Presentato nella sezione Festa mobile del Torino Film Festival a pochi giorni dalla sua uscita in sala, C'era un volta un'estate segna il debutto alla regia di Nat Faxon e Jim Rash, gli scrittori di Paradiso amaro di Alexander Payne, con il quale hanno condiviso l'Oscar per la miglior sceneggiatura originale. Volti noti per chi segue il mondo delle comedy americane (specie Rash, ovvero l'irresistibile Preside Craig Pelton di Community), i due registi recuperano quell'approccio umanista e classico già usato nel film di Payne per raccontare una nuova storia di crescita personale, semplice ma non semplicistica.
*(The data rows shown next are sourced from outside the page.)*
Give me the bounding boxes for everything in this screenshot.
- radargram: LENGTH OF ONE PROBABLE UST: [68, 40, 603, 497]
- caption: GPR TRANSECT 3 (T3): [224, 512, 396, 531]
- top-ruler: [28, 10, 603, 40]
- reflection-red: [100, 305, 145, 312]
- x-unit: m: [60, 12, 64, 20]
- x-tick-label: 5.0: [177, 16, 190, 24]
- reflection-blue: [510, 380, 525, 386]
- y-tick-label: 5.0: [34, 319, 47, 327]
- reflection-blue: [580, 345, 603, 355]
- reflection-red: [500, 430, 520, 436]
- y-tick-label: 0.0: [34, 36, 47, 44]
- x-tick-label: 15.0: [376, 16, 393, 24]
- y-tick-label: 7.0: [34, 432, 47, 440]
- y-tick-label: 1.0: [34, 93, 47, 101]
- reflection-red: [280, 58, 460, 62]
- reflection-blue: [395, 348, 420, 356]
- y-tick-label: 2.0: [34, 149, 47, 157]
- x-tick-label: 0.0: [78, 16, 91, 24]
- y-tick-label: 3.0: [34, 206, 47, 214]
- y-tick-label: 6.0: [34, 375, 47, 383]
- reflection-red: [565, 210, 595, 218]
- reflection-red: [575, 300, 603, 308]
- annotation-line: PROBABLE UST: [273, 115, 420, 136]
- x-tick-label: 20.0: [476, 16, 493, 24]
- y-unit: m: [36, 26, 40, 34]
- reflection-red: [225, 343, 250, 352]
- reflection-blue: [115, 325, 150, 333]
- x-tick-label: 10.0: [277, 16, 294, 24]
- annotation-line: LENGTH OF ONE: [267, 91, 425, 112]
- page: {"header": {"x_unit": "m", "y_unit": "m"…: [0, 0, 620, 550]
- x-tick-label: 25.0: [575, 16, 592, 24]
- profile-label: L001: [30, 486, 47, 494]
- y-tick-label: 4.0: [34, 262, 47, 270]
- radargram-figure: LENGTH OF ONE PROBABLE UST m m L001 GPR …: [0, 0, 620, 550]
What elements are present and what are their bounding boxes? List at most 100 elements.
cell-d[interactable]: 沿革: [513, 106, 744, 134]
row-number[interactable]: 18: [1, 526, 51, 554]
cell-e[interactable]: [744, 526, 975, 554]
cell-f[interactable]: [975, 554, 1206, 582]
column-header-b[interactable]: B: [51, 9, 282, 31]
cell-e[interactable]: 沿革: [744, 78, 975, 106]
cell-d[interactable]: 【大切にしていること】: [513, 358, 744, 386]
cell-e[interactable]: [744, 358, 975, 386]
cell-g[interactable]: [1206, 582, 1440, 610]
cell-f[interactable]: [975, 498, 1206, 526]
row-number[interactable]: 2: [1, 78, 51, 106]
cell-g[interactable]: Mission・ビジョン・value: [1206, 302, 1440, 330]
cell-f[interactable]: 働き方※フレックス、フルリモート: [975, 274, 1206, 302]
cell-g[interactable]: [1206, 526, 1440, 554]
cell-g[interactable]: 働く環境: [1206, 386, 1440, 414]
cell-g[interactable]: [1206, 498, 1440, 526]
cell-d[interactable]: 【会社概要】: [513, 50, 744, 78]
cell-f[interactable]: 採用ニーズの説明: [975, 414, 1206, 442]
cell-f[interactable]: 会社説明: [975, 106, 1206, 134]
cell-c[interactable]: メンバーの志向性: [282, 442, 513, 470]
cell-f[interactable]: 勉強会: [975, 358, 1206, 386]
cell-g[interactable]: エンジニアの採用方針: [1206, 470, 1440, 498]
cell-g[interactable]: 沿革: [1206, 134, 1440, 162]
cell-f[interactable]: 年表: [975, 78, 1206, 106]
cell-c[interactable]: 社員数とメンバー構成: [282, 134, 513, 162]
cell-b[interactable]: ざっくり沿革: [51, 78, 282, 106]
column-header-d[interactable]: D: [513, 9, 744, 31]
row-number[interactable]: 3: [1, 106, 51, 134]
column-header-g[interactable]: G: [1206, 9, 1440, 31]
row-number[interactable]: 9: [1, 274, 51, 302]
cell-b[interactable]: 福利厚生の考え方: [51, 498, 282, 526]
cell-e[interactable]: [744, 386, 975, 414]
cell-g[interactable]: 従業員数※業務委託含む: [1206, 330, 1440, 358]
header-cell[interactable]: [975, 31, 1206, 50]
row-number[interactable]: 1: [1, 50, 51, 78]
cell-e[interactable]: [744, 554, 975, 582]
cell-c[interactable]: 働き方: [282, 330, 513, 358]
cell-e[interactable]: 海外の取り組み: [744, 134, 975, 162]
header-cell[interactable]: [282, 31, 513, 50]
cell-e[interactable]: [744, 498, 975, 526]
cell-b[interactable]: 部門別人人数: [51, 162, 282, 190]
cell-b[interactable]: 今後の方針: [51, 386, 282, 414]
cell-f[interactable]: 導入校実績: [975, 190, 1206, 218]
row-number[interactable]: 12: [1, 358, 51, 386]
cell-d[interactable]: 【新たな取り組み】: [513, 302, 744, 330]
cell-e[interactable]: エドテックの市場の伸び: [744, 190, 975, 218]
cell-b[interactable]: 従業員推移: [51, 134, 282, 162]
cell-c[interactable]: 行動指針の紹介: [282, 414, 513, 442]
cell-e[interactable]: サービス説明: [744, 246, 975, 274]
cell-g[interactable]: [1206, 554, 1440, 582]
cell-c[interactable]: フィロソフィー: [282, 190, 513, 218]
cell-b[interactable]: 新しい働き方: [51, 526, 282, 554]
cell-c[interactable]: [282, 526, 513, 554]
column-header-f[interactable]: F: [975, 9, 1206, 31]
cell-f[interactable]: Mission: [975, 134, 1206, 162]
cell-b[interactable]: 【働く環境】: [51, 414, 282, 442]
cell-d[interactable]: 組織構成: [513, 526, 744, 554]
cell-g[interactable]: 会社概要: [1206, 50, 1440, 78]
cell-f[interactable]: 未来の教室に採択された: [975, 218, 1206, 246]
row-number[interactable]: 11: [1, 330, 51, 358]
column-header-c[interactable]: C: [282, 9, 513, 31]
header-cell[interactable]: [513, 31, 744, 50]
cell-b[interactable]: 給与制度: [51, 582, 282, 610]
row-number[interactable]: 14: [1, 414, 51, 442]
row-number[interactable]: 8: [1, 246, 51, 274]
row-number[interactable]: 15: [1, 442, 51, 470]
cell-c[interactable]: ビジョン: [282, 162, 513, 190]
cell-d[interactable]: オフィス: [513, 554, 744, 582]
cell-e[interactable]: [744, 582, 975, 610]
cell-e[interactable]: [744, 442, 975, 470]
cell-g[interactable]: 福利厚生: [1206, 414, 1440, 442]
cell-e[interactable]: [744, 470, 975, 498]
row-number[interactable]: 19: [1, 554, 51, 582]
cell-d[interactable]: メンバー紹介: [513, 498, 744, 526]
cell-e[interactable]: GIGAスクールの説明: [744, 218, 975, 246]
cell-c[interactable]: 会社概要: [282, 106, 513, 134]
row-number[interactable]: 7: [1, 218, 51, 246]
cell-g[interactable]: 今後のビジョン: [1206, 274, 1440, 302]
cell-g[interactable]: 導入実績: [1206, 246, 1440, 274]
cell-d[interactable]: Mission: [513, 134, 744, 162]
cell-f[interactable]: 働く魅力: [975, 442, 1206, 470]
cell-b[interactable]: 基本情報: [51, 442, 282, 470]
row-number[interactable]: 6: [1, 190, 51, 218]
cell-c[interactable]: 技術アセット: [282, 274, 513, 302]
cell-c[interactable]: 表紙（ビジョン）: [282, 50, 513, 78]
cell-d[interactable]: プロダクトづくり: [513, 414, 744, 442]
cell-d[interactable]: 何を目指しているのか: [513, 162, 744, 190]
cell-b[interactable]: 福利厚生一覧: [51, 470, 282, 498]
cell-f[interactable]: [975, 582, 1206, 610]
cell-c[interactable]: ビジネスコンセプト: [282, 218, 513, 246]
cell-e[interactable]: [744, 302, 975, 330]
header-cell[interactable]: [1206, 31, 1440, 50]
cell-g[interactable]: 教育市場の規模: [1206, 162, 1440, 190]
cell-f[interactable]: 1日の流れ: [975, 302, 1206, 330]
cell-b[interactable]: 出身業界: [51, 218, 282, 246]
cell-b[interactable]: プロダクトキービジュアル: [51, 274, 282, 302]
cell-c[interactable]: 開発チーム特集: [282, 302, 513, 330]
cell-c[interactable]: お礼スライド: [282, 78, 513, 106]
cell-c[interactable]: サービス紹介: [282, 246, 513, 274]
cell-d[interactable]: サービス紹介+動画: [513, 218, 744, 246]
Protagonista della vicenda è Duncan: quattordici anni, timidezza patologica, genitori divorziati e in viaggio per l'estate con la madre Pam e il suo nuovo compagno, Trent - interpretato da un inedito Steve Carell, davvero grande nel restituire la sgradevolezza del suo personaggio ad ogni inquadratura. Meta delle vacanze è Cape Cod, placido posto di mare in cui Duncan finirà presto a fare da tappezzeria ai festini alcolici dei suoi genitori, persi in una movida estiva che mal nasconde i peccati di Trent e le debolezze di Pam. Accantonato dalla madre e troppo timido per fare nuove conoscenze, Duncan troverà la sua salvezza in Owen, l'infantile e goliardico manager di Water Wizz, che lo assumerà nel suo parco acquatico prendendolo in simpatia.

coming of age

A differenza di Adventureland e Noi siamo infinito, probabilmente i migliori racconti di formazione sfornati dall'indie americano negli ultimi anni, C'era una volta un'estate non fa leva sulla nostalgia, ambientando la sua storia ai giorni nostri, e abbassa l'età del suo protagonista, non più ex liceale pronto al grande salto ma quattordicenne alle prese con le prime crisi d'identità. Sballottolato da madre e compagno come fosse un bagaglio (viaggia proprio assieme ai bagagli nel retro della macchina), Duncan è nel pieno di quella fase adolescenziale in cui non ci si sente né carne né pesce, in cerca di un posto nel mondo e soprattutto di una figura che possa dare sicurezza e direzione. La madre Pam però è altrettanto sbandata, e al contrario del figlio ha ceduto, per insicurezza e solitudine, al fascino di un uomo apparentemente forte e deciso ma sotto sotto soltanto prepotente. Il modello da seguire allora sarà Owen, lo strambo e sconsiderato proprietario del parco acquatico, che calandosi nel ruolo di fratello maggiore gli insegnerà il valore della diversità, dell'euforica stranezza che gli adulti sembrano non comprendere e ghettizzare,  riuscendo a farlo sentir finalmente un po' più sicuro di sé stesso. Almeno quel tanto che basta da convincerlo a provare a baciare la bella ragazza bionda che abita accanto a casa sua...
Privo dello spessore registico che anima il film di Mottola e soprattutto quello di Stephen Chbosky (tra tutti il migliore, una vera perla), C'era una volta un'estate compensa le sue immagini un po' piatte e la banalità di alcuni passaggi con una scrittura intelligente e giusta, grazie alla quale è difficile non affezionarsi a Duncan e seguirne le avventure con una punta di nostalgia. E quando un racconto di formazione riesce a farci sentire la mancanza di qualcosa che in realtà non abbiamo vissuto, significa che ha fatto le cose per bene.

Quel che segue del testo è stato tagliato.